Sweeping changes to UK property inheritance tax regulations
As from 7 April 2017, wide-ranging changes to the UK’s Inheritance Tax (IHT) regime is likely to affect thousands of property investors.
Although the exact terms of the new law are yet to be announced, the proposed changes mean investors in UK residential property will be liable for IHT, whether or not the property is held in a company or partnership, registered in the UK or overseas.
The domicile status of the owner will no longer be relevant. So property owned by a ‘non-dom’ who lives outside the UK will still be liable for IHT.
A further proposed change is that loans taken out related to the property will also be liable to IHT, although it is not yet clear how the property-related proportion of a loan will be treated, in terms of IHT.

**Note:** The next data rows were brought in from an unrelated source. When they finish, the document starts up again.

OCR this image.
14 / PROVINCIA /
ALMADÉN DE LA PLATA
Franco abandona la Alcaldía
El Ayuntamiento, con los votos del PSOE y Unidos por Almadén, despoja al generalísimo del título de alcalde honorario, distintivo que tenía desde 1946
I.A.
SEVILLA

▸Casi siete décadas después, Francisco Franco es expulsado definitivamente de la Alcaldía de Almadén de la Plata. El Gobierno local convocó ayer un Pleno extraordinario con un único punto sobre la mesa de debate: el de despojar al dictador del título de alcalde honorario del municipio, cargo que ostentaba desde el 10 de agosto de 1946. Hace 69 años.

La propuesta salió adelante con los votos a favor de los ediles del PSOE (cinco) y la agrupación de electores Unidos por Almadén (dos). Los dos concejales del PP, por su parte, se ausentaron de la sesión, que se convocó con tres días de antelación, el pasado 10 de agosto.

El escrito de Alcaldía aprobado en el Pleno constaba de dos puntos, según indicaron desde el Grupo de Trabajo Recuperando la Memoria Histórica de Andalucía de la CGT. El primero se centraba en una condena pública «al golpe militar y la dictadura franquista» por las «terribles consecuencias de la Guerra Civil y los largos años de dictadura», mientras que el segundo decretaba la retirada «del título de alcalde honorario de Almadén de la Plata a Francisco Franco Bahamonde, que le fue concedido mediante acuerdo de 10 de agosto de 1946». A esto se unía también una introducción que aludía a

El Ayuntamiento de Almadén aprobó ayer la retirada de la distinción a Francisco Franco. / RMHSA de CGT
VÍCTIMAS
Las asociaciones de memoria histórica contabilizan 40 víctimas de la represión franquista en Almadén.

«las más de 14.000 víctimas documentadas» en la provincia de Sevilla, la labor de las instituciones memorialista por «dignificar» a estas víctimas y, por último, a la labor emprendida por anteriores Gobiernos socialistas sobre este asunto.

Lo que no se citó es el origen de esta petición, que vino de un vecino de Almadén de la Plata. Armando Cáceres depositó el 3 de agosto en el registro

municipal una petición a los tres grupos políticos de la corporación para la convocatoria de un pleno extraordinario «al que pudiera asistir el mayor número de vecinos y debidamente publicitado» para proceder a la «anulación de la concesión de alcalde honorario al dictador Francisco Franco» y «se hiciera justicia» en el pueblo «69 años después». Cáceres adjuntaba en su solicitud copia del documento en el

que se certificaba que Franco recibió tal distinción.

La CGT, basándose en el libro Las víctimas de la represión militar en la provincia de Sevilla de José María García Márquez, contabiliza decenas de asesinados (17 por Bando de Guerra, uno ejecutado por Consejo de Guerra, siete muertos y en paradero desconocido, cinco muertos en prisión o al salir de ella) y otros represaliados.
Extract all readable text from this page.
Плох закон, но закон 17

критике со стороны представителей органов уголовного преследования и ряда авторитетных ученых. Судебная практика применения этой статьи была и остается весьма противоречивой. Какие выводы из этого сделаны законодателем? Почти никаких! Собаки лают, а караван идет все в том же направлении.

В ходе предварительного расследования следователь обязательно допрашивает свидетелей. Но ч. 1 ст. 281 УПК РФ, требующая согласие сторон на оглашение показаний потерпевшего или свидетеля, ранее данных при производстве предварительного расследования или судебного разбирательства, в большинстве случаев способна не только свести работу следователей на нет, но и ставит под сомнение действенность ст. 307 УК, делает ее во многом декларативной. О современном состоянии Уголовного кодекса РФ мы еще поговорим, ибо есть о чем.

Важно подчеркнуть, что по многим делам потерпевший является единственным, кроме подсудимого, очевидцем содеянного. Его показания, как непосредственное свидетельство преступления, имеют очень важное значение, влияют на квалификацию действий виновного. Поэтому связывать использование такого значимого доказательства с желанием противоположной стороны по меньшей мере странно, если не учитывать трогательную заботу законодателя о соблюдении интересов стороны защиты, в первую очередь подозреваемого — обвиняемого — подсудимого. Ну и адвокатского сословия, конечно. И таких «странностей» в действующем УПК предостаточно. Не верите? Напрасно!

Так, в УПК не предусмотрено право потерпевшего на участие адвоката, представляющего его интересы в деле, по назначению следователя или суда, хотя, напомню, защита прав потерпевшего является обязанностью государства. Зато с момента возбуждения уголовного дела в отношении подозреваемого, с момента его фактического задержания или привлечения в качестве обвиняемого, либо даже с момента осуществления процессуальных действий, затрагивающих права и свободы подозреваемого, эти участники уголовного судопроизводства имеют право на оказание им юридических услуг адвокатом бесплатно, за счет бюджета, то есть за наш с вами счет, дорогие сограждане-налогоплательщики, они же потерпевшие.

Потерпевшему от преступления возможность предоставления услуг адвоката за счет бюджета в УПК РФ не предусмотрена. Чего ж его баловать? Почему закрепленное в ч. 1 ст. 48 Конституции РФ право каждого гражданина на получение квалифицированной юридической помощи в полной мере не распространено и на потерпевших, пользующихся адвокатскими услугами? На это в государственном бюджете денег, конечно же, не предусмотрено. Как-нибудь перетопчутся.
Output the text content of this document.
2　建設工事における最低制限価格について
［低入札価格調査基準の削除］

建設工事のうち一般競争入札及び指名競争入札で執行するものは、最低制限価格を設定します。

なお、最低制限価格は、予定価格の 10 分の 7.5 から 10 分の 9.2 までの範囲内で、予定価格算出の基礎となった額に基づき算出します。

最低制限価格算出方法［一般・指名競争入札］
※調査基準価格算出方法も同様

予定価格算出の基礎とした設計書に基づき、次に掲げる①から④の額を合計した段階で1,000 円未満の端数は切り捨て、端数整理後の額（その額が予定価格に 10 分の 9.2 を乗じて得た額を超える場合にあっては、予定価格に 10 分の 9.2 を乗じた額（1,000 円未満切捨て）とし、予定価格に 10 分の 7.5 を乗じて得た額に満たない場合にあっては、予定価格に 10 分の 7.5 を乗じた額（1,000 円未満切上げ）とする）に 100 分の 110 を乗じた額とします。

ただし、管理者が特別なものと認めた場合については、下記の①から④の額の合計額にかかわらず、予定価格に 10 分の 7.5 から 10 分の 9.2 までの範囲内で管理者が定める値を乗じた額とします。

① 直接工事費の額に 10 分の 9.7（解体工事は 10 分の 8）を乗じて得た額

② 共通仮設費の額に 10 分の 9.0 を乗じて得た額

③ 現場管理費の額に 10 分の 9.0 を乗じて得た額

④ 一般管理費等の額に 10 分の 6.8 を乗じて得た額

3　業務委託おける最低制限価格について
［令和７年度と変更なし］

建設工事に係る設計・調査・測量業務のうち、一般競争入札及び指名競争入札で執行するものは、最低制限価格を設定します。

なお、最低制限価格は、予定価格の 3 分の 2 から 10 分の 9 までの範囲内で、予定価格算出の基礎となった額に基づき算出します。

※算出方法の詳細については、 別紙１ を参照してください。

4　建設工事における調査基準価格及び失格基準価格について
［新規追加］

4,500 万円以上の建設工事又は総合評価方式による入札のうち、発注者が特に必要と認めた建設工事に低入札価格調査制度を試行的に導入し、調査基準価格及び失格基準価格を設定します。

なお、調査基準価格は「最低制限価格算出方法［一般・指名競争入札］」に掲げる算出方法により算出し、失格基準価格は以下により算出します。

The main impact on overseas property investors with residential assets in the UK is likely to be:
- There will no longer be a tax advantage in holding property in a corporate structure
- It may be helpful for investors to consult with their advisors ahead of the April 2017 deadline, to see whether they can take action to improve their tax position
- Understanding the full consequences of the change in IHT legislation is important for investors when making decisions on their current and future investment portfolios
Michael El-Kassir, General Manager International at GRE Assets, commented: “We can be sure that changes to UK IHT regulations are coming into force in April, although the exact terms are not yet clear. Our tax advisors are in consultation with the UK government and will contact investors in the coming weeks to explain fully.”